16:44 13 September 2012
A report has revealed that some of the 96 Liverpool fans who died at Hillsborough in 1989, following a crush during the FA Cup semi-final, could have survived. Thousands attended a Vigil in Liverpool on Wednesday night in memory of the victims, on the same day the Hillsborough Independent Panel revealed their findings.
New revelations come from the scrutiny of some 450,000 pages of documents over the last year and a half, and there are claims that police made changes to witness statements in an attempt to blame Liverpool fans for the disaster. Loved ones had challenged the original inquest.
Reportedly the panel said that up to 41 victims could have been spared, and that some 116 police statements have been identified which are ‘unfavourable’ to South Yorkshire Police. Allegedly police and ambulance services tried to prove fans were drunk.
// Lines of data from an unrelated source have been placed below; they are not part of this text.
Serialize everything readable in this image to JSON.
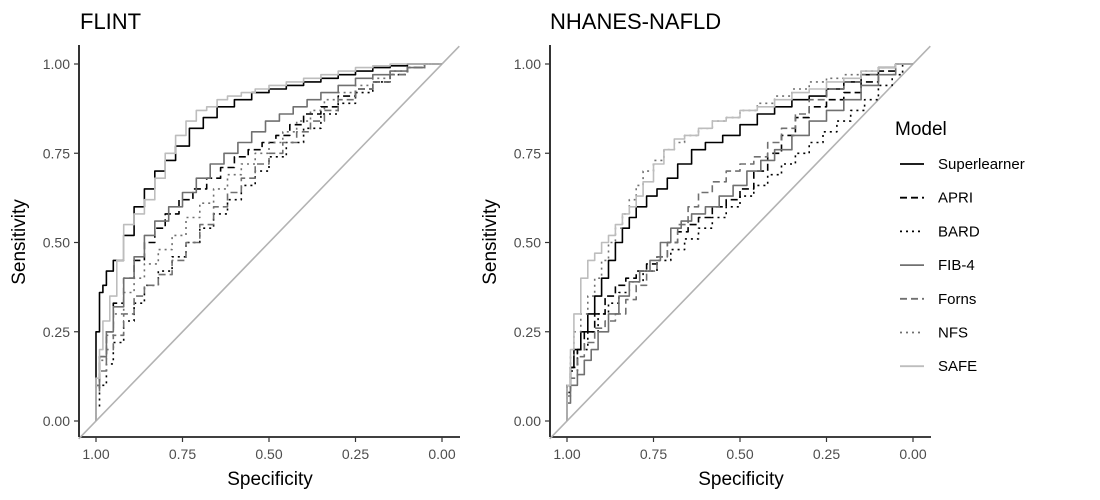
{
  "chart_data": {
    "type": "line",
    "x_axis": {
      "label": "Specificity",
      "reversed": true,
      "lim": [
        1.0,
        0.0
      ],
      "ticks": [
        "1.00",
        "0.75",
        "0.50",
        "0.25",
        "0.00"
      ]
    },
    "y_axis": {
      "label": "Sensitivity",
      "lim": [
        0.0,
        1.0
      ],
      "ticks": [
        "0.00",
        "0.25",
        "0.50",
        "0.75",
        "1.00"
      ]
    },
    "legend": {
      "title": "Model",
      "position": "right"
    },
    "grid": false,
    "series_styles": [
      {
        "name": "Superlearner",
        "color": "#000000",
        "dash": "solid"
      },
      {
        "name": "APRI",
        "color": "#000000",
        "dash": "dashed"
      },
      {
        "name": "BARD",
        "color": "#000000",
        "dash": "dotted"
      },
      {
        "name": "FIB-4",
        "color": "#707070",
        "dash": "solid"
      },
      {
        "name": "Forns",
        "color": "#707070",
        "dash": "dashed"
      },
      {
        "name": "NFS",
        "color": "#707070",
        "dash": "dotted"
      },
      {
        "name": "SAFE",
        "color": "#bdbdbd",
        "dash": "solid"
      }
    ],
    "panels": [
      {
        "title": "FLINT",
        "series": [
          {
            "name": "Superlearner",
            "x": [
              1.0,
              1.0,
              0.99,
              0.98,
              0.97,
              0.95,
              0.92,
              0.89,
              0.86,
              0.83,
              0.8,
              0.77,
              0.73,
              0.69,
              0.65,
              0.6,
              0.55,
              0.5,
              0.45,
              0.4,
              0.35,
              0.3,
              0.25,
              0.2,
              0.15,
              0.1,
              0.05,
              0.0
            ],
            "y": [
              0.0,
              0.12,
              0.25,
              0.36,
              0.38,
              0.42,
              0.45,
              0.52,
              0.6,
              0.65,
              0.7,
              0.73,
              0.77,
              0.82,
              0.85,
              0.88,
              0.9,
              0.92,
              0.93,
              0.94,
              0.95,
              0.96,
              0.97,
              0.98,
              0.99,
              0.995,
              1.0,
              1.0
            ]
          },
          {
            "name": "APRI",
            "x": [
              1.0,
              0.99,
              0.97,
              0.95,
              0.92,
              0.89,
              0.86,
              0.83,
              0.8,
              0.76,
              0.72,
              0.68,
              0.64,
              0.6,
              0.56,
              0.52,
              0.48,
              0.44,
              0.4,
              0.35,
              0.3,
              0.25,
              0.2,
              0.15,
              0.1,
              0.05,
              0.0
            ],
            "y": [
              0.0,
              0.1,
              0.18,
              0.25,
              0.33,
              0.4,
              0.45,
              0.5,
              0.54,
              0.58,
              0.62,
              0.65,
              0.68,
              0.71,
              0.74,
              0.76,
              0.78,
              0.8,
              0.83,
              0.86,
              0.88,
              0.91,
              0.93,
              0.95,
              0.97,
              0.99,
              1.0
            ]
          },
          {
            "name": "BARD",
            "x": [
              1.0,
              0.99,
              0.97,
              0.95,
              0.92,
              0.89,
              0.86,
              0.82,
              0.78,
              0.74,
              0.7,
              0.66,
              0.62,
              0.58,
              0.54,
              0.5,
              0.45,
              0.4,
              0.35,
              0.3,
              0.25,
              0.2,
              0.15,
              0.1,
              0.05,
              0.0
            ],
            "y": [
              0.0,
              0.04,
              0.1,
              0.16,
              0.22,
              0.28,
              0.33,
              0.38,
              0.42,
              0.46,
              0.5,
              0.54,
              0.58,
              0.62,
              0.66,
              0.7,
              0.74,
              0.78,
              0.82,
              0.86,
              0.89,
              0.92,
              0.95,
              0.97,
              0.99,
              1.0
            ]
          },
          {
            "name": "FIB-4",
            "x": [
              1.0,
              0.99,
              0.97,
              0.95,
              0.92,
              0.89,
              0.86,
              0.83,
              0.79,
              0.75,
              0.71,
              0.67,
              0.63,
              0.59,
              0.55,
              0.51,
              0.47,
              0.43,
              0.39,
              0.35,
              0.3,
              0.25,
              0.2,
              0.15,
              0.1,
              0.05,
              0.0
            ],
            "y": [
              0.0,
              0.1,
              0.18,
              0.25,
              0.32,
              0.4,
              0.46,
              0.52,
              0.56,
              0.6,
              0.64,
              0.68,
              0.72,
              0.75,
              0.78,
              0.81,
              0.84,
              0.86,
              0.88,
              0.9,
              0.92,
              0.94,
              0.96,
              0.97,
              0.98,
              0.99,
              1.0
            ]
          },
          {
            "name": "Forns",
            "x": [
              1.0,
              0.99,
              0.97,
              0.95,
              0.92,
              0.89,
              0.86,
              0.82,
              0.78,
              0.74,
              0.7,
              0.66,
              0.62,
              0.58,
              0.54,
              0.5,
              0.46,
              0.42,
              0.38,
              0.34,
              0.3,
              0.25,
              0.2,
              0.15,
              0.1,
              0.05,
              0.0
            ],
            "y": [
              0.0,
              0.08,
              0.14,
              0.2,
              0.24,
              0.3,
              0.35,
              0.38,
              0.41,
              0.45,
              0.5,
              0.55,
              0.6,
              0.64,
              0.68,
              0.72,
              0.75,
              0.78,
              0.81,
              0.84,
              0.87,
              0.9,
              0.93,
              0.95,
              0.97,
              0.99,
              1.0
            ]
          },
          {
            "name": "NFS",
            "x": [
              1.0,
              0.99,
              0.97,
              0.95,
              0.92,
              0.89,
              0.86,
              0.82,
              0.78,
              0.74,
              0.7,
              0.66,
              0.62,
              0.58,
              0.54,
              0.5,
              0.46,
              0.42,
              0.38,
              0.34,
              0.3,
              0.25,
              0.2,
              0.15,
              0.1,
              0.05,
              0.0
            ],
            "y": [
              0.0,
              0.1,
              0.17,
              0.24,
              0.3,
              0.36,
              0.4,
              0.44,
              0.48,
              0.52,
              0.57,
              0.61,
              0.65,
              0.69,
              0.72,
              0.75,
              0.78,
              0.81,
              0.84,
              0.87,
              0.9,
              0.92,
              0.94,
              0.96,
              0.98,
              0.99,
              1.0
            ]
          },
          {
            "name": "SAFE",
            "x": [
              1.0,
              0.99,
              0.98,
              0.96,
              0.94,
              0.92,
              0.89,
              0.86,
              0.83,
              0.8,
              0.77,
              0.74,
              0.71,
              0.68,
              0.65,
              0.62,
              0.58,
              0.54,
              0.5,
              0.45,
              0.4,
              0.35,
              0.3,
              0.25,
              0.2,
              0.15,
              0.1,
              0.05,
              0.0
            ],
            "y": [
              0.0,
              0.12,
              0.2,
              0.28,
              0.35,
              0.45,
              0.55,
              0.58,
              0.62,
              0.68,
              0.75,
              0.8,
              0.84,
              0.87,
              0.88,
              0.9,
              0.91,
              0.92,
              0.93,
              0.94,
              0.95,
              0.96,
              0.97,
              0.98,
              0.99,
              0.995,
              1.0,
              1.0,
              1.0
            ]
          }
        ]
      },
      {
        "title": "NHANES-NAFLD",
        "series": [
          {
            "name": "Superlearner",
            "x": [
              1.0,
              0.99,
              0.98,
              0.96,
              0.94,
              0.92,
              0.9,
              0.88,
              0.86,
              0.84,
              0.82,
              0.8,
              0.77,
              0.74,
              0.71,
              0.68,
              0.64,
              0.6,
              0.55,
              0.5,
              0.45,
              0.4,
              0.35,
              0.3,
              0.25,
              0.2,
              0.15,
              0.1,
              0.05,
              0.0
            ],
            "y": [
              0.0,
              0.1,
              0.15,
              0.2,
              0.25,
              0.3,
              0.35,
              0.4,
              0.45,
              0.5,
              0.54,
              0.57,
              0.6,
              0.63,
              0.65,
              0.68,
              0.72,
              0.76,
              0.78,
              0.8,
              0.83,
              0.86,
              0.88,
              0.9,
              0.91,
              0.93,
              0.95,
              0.97,
              0.99,
              1.0
            ]
          },
          {
            "name": "APRI",
            "x": [
              1.0,
              0.99,
              0.97,
              0.95,
              0.92,
              0.89,
              0.86,
              0.83,
              0.8,
              0.77,
              0.74,
              0.71,
              0.68,
              0.65,
              0.62,
              0.58,
              0.54,
              0.5,
              0.46,
              0.42,
              0.38,
              0.34,
              0.3,
              0.25,
              0.2,
              0.15,
              0.1,
              0.05,
              0.0
            ],
            "y": [
              0.0,
              0.1,
              0.15,
              0.2,
              0.25,
              0.3,
              0.35,
              0.38,
              0.4,
              0.42,
              0.44,
              0.46,
              0.5,
              0.53,
              0.55,
              0.57,
              0.6,
              0.62,
              0.65,
              0.7,
              0.75,
              0.8,
              0.85,
              0.88,
              0.9,
              0.92,
              0.95,
              0.98,
              1.0
            ]
          },
          {
            "name": "BARD",
            "x": [
              1.0,
              0.99,
              0.97,
              0.94,
              0.91,
              0.88,
              0.85,
              0.82,
              0.78,
              0.74,
              0.7,
              0.66,
              0.62,
              0.58,
              0.54,
              0.5,
              0.46,
              0.42,
              0.38,
              0.34,
              0.3,
              0.26,
              0.22,
              0.18,
              0.14,
              0.1,
              0.06,
              0.03,
              0.0
            ],
            "y": [
              0.0,
              0.08,
              0.14,
              0.2,
              0.25,
              0.3,
              0.33,
              0.36,
              0.39,
              0.42,
              0.45,
              0.48,
              0.51,
              0.54,
              0.57,
              0.6,
              0.63,
              0.66,
              0.69,
              0.72,
              0.75,
              0.78,
              0.81,
              0.84,
              0.87,
              0.9,
              0.94,
              0.97,
              1.0
            ]
          },
          {
            "name": "FIB-4",
            "x": [
              1.0,
              0.99,
              0.97,
              0.95,
              0.93,
              0.91,
              0.88,
              0.85,
              0.82,
              0.79,
              0.76,
              0.73,
              0.7,
              0.67,
              0.64,
              0.6,
              0.56,
              0.52,
              0.48,
              0.44,
              0.4,
              0.35,
              0.3,
              0.25,
              0.2,
              0.15,
              0.1,
              0.05,
              0.0
            ],
            "y": [
              0.0,
              0.05,
              0.1,
              0.13,
              0.17,
              0.2,
              0.25,
              0.3,
              0.35,
              0.39,
              0.42,
              0.45,
              0.5,
              0.54,
              0.56,
              0.58,
              0.6,
              0.63,
              0.66,
              0.7,
              0.73,
              0.76,
              0.8,
              0.84,
              0.87,
              0.9,
              0.94,
              0.97,
              1.0
            ]
          },
          {
            "name": "Forns",
            "x": [
              1.0,
              0.99,
              0.97,
              0.95,
              0.92,
              0.89,
              0.86,
              0.83,
              0.8,
              0.77,
              0.74,
              0.71,
              0.68,
              0.65,
              0.62,
              0.58,
              0.54,
              0.5,
              0.46,
              0.42,
              0.38,
              0.34,
              0.3,
              0.25,
              0.2,
              0.15,
              0.1,
              0.05,
              0.0
            ],
            "y": [
              0.0,
              0.07,
              0.12,
              0.18,
              0.22,
              0.26,
              0.28,
              0.3,
              0.34,
              0.38,
              0.42,
              0.46,
              0.5,
              0.55,
              0.6,
              0.64,
              0.67,
              0.7,
              0.72,
              0.74,
              0.78,
              0.82,
              0.86,
              0.9,
              0.93,
              0.95,
              0.97,
              0.99,
              1.0
            ]
          },
          {
            "name": "NFS",
            "x": [
              1.0,
              0.99,
              0.98,
              0.96,
              0.94,
              0.92,
              0.9,
              0.88,
              0.86,
              0.84,
              0.82,
              0.8,
              0.78,
              0.75,
              0.72,
              0.69,
              0.66,
              0.62,
              0.58,
              0.54,
              0.5,
              0.45,
              0.4,
              0.35,
              0.3,
              0.25,
              0.2,
              0.15,
              0.1,
              0.05,
              0.0
            ],
            "y": [
              0.0,
              0.1,
              0.18,
              0.25,
              0.3,
              0.35,
              0.4,
              0.45,
              0.5,
              0.54,
              0.58,
              0.62,
              0.66,
              0.7,
              0.73,
              0.76,
              0.78,
              0.8,
              0.82,
              0.84,
              0.85,
              0.87,
              0.89,
              0.91,
              0.93,
              0.95,
              0.96,
              0.97,
              0.98,
              0.99,
              1.0
            ]
          },
          {
            "name": "SAFE",
            "x": [
              1.0,
              0.99,
              0.98,
              0.96,
              0.94,
              0.92,
              0.9,
              0.88,
              0.86,
              0.84,
              0.82,
              0.8,
              0.78,
              0.75,
              0.72,
              0.69,
              0.66,
              0.62,
              0.58,
              0.54,
              0.5,
              0.45,
              0.4,
              0.35,
              0.3,
              0.25,
              0.2,
              0.15,
              0.1,
              0.05,
              0.0
            ],
            "y": [
              0.0,
              0.1,
              0.2,
              0.3,
              0.4,
              0.45,
              0.47,
              0.5,
              0.52,
              0.55,
              0.58,
              0.6,
              0.63,
              0.67,
              0.72,
              0.76,
              0.79,
              0.8,
              0.82,
              0.84,
              0.85,
              0.87,
              0.88,
              0.9,
              0.92,
              0.93,
              0.95,
              0.96,
              0.98,
              0.99,
              1.0
            ]
          }
        ]
      }
    ]
  }
}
According to The Telegraph, the report states that Sheffield authorities were aware the football ground was unsafe.
PM David Cameron, who has apologised for a "double injustice" as suffering families were not backed up over original accusations, has said that Attorney General Dominic Grieve would be reviewing the new report to see if there is to be a new inquest.
In a statement he said: "On behalf of the government – and indeed our country – I am profoundly sorry for this double injustice that has been left uncorrected for so long."
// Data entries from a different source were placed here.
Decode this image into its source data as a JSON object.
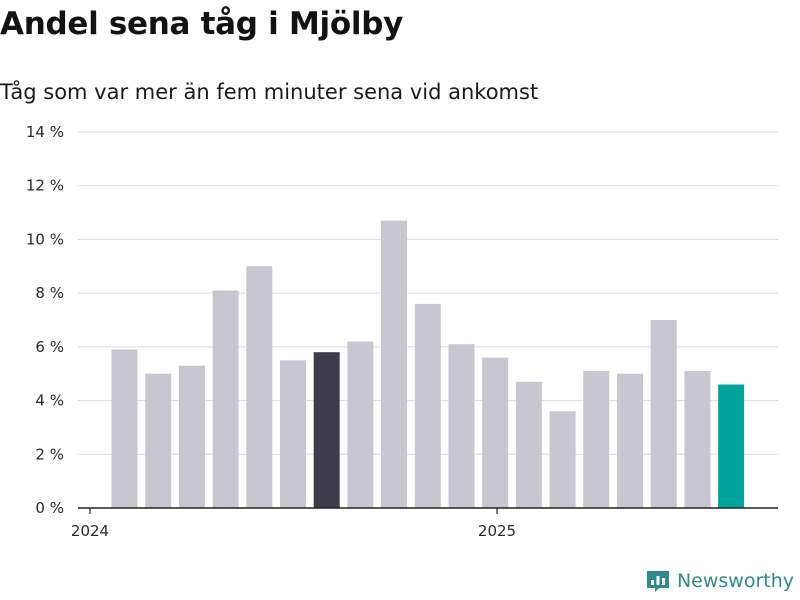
{
  "title": "Andel sena tåg i Mjölby",
  "subtitle": "Tåg som var mer än fem minuter sena vid ankomst",
  "brand": {
    "name": "Newsworthy",
    "icon": "newsworthy-logo-icon"
  },
  "colors": {
    "bar_default": "#c8c6d1",
    "bar_highlight": "#3e3c49",
    "bar_latest": "#00a39b",
    "grid": "#dcdcdc",
    "axis": "#222222",
    "brand": "#2e8b8b"
  },
  "chart_data": {
    "type": "bar",
    "title": "Andel sena tåg i Mjölby",
    "subtitle": "Tåg som var mer än fem minuter sena vid ankomst",
    "xlabel": "",
    "ylabel": "",
    "ylim": [
      0,
      14
    ],
    "yticks": [
      0,
      2,
      4,
      6,
      8,
      10,
      12,
      14
    ],
    "ytick_labels": [
      "0 %",
      "2 %",
      "4 %",
      "6 %",
      "8 %",
      "10 %",
      "12 %",
      "14 %"
    ],
    "xtick_labels": [
      "2024",
      "2025"
    ],
    "grid": true,
    "categories": [
      "2024-01",
      "2024-02",
      "2024-03",
      "2024-04",
      "2024-05",
      "2024-06",
      "2024-07",
      "2024-08",
      "2024-09",
      "2024-10",
      "2024-11",
      "2024-12",
      "2025-01",
      "2025-02",
      "2025-03",
      "2025-04",
      "2025-05",
      "2025-06",
      "2025-07"
    ],
    "values": [
      5.9,
      5.0,
      5.3,
      8.1,
      9.0,
      5.5,
      5.8,
      6.2,
      10.7,
      7.6,
      6.1,
      5.6,
      4.7,
      3.6,
      5.1,
      5.0,
      7.0,
      5.1,
      4.6
    ],
    "highlight": {
      "2024-07": "bar_highlight",
      "2025-07": "bar_latest"
    }
  }
}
The Crown Prosecution Service could look to investigating state services such as the police, for attempting to pervert the course of justice, as well as misconduct in public, in the cover-up.
Former Chief constable of South Yorkshire police Richard Wells has told the Mail Online he was “disappointed and angry” at the exposed police failings, and that a prosecution would be “absolutely essential.”
He told BBC Radio 4’s Today programme: “I don’t know how practical it is going to be now. But the inquest, if that is re-opened my help to shed further light on the details.”
South Yorkshire Chief Constable David Crompton told BBC Two's Newsnight programme there are no special provisions for police and they are to be treated like anybody else. He said: "My position is a very simple and straightforward one, which is that if people have broken the law then they should be prosecuted.”